Noir personagens ficam sozinhos, fora da civilidade e fora da sociedade. “Ninguém na ficção noir tem uma mãe, ninguém tem filhos, ninguém tem alguém que ama e de quem se preocupa. Eles vivem sozinhos, para si próprios”. Separadas dos valores de longa data da família humana, estas personagens transformam-se em desejos imediatos.

“Noir é sobre sexo e dinheiro, e por vezes sobre vingança”, disse-me Penzler. Estes três elementos fundem-se frequentemente num desejo frenético que leva a enredos meio cozinhados condenados ao fracasso. E quanto a todo o sexo, e à proeminência da mulher sem alma, a femme fatale? Ellroy coloca-a melhor na introdução: “Esta sociedade concede às mulheres um poder único para seduzir e destruir. Uma cronologia de seis semanas desde o primeiro beijo até à câmara de gás é comum em noir”. Muitos têm observado, com razão, que as mulheres são mal utilizadas pelos escritores, na sua maioria homens, do género. Os homens podem ser maus, mas as mulheres são frequentemente muito más, e frequentemente não mais do que projecções do desejo masculino.

“Sim são objectos sexuais, e sim são dominantes”, disse Penzler. “A ficção Noir foi escrita por homens para homens. Há excepções a tudo; Patricia Highsmith foi escrita para ninguém – para todos e para ninguém ao mesmo tempo; e Dorothy B. Hughes é uma maravilhosa escritora noir. Mas se olharmos para um tipo de literatura em que a menina má é o coração da história, bem, essas mulheres não são muito apreciadas em geral”

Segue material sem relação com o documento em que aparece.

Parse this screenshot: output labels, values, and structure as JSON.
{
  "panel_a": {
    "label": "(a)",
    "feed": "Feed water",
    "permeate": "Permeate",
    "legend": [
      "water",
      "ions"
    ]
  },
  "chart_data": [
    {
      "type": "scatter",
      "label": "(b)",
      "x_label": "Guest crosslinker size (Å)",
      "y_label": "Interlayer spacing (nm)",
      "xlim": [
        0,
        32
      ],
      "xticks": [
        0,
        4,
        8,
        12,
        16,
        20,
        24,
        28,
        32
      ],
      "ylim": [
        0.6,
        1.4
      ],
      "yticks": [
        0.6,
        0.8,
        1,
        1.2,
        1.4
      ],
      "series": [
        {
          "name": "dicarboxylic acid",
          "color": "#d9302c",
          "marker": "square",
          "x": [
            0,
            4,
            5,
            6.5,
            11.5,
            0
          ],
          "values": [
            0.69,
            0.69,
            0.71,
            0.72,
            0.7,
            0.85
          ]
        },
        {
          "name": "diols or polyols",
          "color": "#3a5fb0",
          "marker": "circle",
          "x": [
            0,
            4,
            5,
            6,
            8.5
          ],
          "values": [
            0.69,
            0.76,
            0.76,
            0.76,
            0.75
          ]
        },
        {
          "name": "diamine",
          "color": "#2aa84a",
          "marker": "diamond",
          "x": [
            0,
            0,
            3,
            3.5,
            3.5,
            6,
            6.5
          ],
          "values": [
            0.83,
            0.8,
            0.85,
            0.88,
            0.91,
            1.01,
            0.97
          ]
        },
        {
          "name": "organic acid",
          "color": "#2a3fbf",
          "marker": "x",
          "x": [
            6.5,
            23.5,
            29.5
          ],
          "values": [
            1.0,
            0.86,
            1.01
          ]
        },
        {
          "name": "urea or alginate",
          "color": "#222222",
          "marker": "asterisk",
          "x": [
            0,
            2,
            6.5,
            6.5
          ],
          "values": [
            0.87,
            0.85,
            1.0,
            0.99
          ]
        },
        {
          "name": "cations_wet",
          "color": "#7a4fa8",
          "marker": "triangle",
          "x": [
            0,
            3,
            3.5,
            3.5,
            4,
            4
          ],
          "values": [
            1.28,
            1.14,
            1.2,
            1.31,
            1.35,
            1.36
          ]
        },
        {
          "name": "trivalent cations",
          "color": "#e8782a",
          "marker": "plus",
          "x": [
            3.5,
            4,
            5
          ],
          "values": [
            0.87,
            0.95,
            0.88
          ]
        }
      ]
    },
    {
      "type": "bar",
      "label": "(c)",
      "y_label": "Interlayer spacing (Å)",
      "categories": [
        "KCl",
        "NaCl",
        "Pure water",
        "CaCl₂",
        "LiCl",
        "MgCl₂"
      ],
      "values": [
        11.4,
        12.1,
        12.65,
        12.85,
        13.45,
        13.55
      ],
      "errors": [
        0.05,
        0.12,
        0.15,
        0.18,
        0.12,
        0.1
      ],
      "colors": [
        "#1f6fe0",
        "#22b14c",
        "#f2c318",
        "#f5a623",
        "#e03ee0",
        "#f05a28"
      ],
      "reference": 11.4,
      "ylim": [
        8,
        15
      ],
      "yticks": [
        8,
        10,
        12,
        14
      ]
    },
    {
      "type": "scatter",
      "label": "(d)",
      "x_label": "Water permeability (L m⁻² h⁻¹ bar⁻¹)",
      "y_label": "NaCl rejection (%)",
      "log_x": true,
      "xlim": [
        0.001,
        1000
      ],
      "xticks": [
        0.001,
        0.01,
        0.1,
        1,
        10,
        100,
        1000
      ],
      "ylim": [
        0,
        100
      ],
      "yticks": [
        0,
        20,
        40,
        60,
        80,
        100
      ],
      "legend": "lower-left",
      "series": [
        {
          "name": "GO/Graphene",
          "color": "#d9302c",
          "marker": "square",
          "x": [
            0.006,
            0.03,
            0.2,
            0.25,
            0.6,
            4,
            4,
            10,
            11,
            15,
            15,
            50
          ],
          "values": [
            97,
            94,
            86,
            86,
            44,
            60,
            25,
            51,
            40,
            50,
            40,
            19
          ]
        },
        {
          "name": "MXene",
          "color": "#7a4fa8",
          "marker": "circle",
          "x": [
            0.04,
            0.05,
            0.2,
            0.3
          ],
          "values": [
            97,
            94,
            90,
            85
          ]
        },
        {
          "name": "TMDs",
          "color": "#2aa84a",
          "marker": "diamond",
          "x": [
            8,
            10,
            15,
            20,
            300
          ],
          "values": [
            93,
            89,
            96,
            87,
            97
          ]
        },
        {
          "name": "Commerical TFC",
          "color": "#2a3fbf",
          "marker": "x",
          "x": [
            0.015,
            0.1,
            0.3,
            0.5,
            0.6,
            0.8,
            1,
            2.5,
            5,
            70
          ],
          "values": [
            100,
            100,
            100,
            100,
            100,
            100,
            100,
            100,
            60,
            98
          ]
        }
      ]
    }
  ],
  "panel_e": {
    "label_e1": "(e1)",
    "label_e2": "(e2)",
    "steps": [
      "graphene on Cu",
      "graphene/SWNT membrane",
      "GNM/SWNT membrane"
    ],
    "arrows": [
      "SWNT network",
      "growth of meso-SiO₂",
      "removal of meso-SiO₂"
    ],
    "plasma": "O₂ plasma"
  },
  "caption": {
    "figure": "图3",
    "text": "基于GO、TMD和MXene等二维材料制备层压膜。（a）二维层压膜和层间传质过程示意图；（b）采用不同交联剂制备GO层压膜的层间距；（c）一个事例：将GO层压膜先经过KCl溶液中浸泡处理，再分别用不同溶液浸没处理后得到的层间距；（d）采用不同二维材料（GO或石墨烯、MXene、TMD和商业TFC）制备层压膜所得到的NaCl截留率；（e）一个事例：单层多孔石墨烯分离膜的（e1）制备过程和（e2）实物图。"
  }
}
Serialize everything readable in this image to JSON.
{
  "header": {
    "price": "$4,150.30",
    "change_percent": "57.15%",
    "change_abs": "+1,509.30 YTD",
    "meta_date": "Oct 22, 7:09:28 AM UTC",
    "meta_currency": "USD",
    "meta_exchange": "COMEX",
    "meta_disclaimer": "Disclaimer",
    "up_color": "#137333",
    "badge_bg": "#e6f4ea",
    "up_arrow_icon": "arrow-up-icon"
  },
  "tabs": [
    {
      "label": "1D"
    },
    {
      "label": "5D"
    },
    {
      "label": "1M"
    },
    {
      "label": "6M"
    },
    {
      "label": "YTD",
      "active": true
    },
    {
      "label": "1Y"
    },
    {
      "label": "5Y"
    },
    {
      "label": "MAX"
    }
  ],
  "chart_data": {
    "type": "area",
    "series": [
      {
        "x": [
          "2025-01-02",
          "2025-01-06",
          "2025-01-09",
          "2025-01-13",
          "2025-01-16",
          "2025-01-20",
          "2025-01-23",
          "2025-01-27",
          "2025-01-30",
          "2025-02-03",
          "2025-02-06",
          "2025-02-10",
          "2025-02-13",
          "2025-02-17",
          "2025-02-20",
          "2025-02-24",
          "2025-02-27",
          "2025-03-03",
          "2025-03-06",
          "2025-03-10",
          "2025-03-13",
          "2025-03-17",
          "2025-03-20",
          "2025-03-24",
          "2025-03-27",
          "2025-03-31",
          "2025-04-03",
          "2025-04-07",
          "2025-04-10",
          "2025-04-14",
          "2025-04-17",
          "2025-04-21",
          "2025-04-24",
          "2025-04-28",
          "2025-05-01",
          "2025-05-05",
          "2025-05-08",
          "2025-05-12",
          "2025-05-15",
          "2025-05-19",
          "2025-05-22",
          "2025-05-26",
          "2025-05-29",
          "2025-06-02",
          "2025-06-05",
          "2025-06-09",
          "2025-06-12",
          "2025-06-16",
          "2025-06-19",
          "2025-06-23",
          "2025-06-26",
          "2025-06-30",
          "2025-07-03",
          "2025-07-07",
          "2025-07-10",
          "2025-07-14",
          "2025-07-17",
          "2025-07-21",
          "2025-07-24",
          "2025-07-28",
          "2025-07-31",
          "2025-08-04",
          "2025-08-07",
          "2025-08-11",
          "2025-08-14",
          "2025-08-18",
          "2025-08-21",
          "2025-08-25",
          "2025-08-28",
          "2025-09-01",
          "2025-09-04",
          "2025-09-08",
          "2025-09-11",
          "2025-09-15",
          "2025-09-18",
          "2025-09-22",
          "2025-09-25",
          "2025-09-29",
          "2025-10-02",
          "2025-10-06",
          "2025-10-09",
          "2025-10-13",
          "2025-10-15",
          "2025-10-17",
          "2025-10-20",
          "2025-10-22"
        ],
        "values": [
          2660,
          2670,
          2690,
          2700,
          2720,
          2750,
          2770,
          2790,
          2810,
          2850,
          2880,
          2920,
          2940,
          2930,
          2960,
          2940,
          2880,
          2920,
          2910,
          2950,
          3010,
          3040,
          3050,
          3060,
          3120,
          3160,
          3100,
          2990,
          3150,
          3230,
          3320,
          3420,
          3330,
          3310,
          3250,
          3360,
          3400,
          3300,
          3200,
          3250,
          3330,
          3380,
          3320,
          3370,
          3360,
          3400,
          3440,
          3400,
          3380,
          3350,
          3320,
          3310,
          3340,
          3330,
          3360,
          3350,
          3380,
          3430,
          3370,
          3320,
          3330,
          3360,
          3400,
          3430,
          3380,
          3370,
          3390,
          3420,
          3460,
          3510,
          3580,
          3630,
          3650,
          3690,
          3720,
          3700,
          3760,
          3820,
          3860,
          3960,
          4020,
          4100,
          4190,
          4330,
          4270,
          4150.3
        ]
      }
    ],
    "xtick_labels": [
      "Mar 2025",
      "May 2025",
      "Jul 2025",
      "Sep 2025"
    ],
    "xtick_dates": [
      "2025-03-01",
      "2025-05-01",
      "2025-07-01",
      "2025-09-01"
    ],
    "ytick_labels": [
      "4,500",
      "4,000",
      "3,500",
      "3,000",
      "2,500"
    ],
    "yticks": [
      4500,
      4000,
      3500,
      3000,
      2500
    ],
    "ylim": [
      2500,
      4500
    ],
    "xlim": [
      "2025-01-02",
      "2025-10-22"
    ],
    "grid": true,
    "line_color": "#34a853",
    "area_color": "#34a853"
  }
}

Noir ficção saiu da Primeira Guerra Mundial e da Depressão mas ainda hoje prospera, de forma ligeiramente alterada. No início, era frequentemente produzida para as prensas de pasta de papel mal pagas, que valorizavam a velocidade e o volume dos seus escritores, levando a uma produção desigual mesmo dos artistas mais talentosos. “Nos últimos anos, a escrita acabou de ficar muito mais forte”, disse-me Penzler. De facto, grande parte da antologia é dedicada à escrita noir dos últimos trinta anos, histórias de autores como Dennis Lehane e Chris Adrian, que foi recentemente incluído na lista dos melhores jovens escritores americanos com menos de 40 anos do The New Yorker.

O que explica a popularidade duradoura de tais contos obscuros?

“Alguma vez levantaste uma pedra e viste sair lesmas e milípedes e outras criaturas feias?” perguntou-me Penzler. “Gostamos de os ver.”

p>Para mais noir, veja as fotografias de Catherine Corman de Los Angeles, com legendas de Raymond Chandler, em Photo Booth.